2023年3月25日(土)朝の6:00になりました。

今日もどこかで、不器用にこの日々ときっと戦っていることだろう。

どうも、高倉大希です。




子どものころ、学校に行っていない時期がありました。

途中から「そろそろ行ってもいいかな」と思っていたのですが、欠席が続けば続くほど、だんだんと行きづらくなってしまいます。


「明日から行く」で済む話なのですが、どうにもこうにも言い出せません。

このひとことを発することで、褒められるのではないかと思ったからです。


親に迷惑をかけていることは、幼心にわかっていました。

先生が気にかけてくれていることも、十分にわかっています。


だからこそ、「明日から行く」と言ってしまうと、大袈裟に褒められるのではないかと思ったのです。


自分の中では、すでに整理がついています。

学校に向かう準備は、とうの昔にできています。


そんな「大したことがないアクション」が、褒められることで「大したこと」であるかのように仕立て上げられてしまうのではないかと思ったわけです。


公教育とは、すべての子どもたちが、<自由の相互承認>の感度をはぐくみ、そのことを土台に、みずから<自由>になるための力をはぐくむことを、必ず保障するためにあるということです。
苫野一徳(2013)「勉強するのは何のため?」日本評論社


そんな学校が嫌いだった少年は、学校の先生になりました。

おなじように学校に来たがらない生徒には、こんな声をかけていました。


「明日、学校に来るときは必ず左足から入りなさい」



大した怪我ではないのに、とても痛そうに振る舞う子どもがよくいます。

彼らが怪我を見せてきた際には、できるだけ小さな反応を返します。


「え、痛そう!大丈夫!?」という大きな反応を返してしまうと、それが「大したこと」だと勘違いしてします。

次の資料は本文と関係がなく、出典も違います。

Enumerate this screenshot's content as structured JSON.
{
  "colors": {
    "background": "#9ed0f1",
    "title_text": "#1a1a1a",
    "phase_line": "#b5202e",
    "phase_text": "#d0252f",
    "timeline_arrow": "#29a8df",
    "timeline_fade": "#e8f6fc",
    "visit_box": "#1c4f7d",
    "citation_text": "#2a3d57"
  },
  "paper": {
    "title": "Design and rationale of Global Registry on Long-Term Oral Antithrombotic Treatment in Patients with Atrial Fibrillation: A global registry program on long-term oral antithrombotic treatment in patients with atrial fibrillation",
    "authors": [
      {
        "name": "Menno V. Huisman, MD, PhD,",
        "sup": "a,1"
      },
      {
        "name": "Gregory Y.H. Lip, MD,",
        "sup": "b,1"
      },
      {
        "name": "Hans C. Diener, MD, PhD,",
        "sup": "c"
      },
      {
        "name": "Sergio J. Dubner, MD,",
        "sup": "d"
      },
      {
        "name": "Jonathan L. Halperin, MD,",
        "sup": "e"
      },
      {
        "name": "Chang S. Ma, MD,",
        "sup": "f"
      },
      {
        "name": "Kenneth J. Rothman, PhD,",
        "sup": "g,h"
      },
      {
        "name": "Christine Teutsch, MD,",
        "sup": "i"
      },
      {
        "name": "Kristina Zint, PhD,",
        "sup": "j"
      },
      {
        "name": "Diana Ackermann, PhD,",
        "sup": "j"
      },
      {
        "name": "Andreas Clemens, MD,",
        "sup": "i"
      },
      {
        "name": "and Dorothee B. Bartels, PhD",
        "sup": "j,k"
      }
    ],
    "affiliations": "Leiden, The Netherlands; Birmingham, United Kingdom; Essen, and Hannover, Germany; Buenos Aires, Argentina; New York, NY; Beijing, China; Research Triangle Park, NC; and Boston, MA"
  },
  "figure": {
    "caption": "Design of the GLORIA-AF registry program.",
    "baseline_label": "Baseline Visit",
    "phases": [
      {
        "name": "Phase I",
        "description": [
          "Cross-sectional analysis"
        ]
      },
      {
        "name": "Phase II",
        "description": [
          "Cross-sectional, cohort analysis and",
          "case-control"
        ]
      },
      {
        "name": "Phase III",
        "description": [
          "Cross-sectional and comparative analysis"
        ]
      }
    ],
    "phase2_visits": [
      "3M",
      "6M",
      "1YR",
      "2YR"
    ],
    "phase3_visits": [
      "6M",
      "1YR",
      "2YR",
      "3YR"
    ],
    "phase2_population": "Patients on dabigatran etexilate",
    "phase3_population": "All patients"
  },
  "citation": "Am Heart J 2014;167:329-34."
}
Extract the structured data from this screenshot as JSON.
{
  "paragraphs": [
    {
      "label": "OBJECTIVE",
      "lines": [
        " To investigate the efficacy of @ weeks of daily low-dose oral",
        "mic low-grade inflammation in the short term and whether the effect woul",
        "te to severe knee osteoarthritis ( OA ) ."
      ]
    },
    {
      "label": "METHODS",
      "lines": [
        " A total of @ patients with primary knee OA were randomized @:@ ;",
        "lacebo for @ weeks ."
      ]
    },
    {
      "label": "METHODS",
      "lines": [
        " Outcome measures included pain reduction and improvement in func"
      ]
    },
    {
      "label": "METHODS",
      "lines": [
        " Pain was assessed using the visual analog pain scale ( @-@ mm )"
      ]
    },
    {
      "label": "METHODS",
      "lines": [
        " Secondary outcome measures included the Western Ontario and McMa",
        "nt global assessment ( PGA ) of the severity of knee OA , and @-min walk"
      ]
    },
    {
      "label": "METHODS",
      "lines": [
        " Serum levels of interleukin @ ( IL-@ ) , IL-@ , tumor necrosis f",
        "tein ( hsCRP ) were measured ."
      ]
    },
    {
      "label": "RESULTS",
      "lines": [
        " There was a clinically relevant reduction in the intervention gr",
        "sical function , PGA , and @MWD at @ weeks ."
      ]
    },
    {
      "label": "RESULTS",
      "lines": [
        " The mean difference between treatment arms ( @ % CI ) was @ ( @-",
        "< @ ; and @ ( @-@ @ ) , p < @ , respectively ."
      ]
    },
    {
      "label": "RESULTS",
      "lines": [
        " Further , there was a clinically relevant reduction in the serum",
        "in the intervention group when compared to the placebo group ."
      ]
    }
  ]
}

そして彼らはこれからも、大したことではないにも関わらず、大したことであるかのように振る舞ってしまうのです。


ぼくは、先生の役割って、一つの狭い常識のなかで生きている人に、そうじゃないよと教えてくれて、でも、その答えは自分で見つけなさいよらといってくれることだと思います。だから、先生を見て、「ぼくって、わたしって、ちっちゃいなあ」と思えるような人じゃないとダメなんじゃないかなって思います。
高橋源一郎(2022)「5と3/4時間目の授業」講談社


先生、どうか大袈裟なリアクションをとらないでください。

先生、どうかすごくもないことを「すごい!」と言わないでください。

先生、どうか褒めて操ろうとしないでください。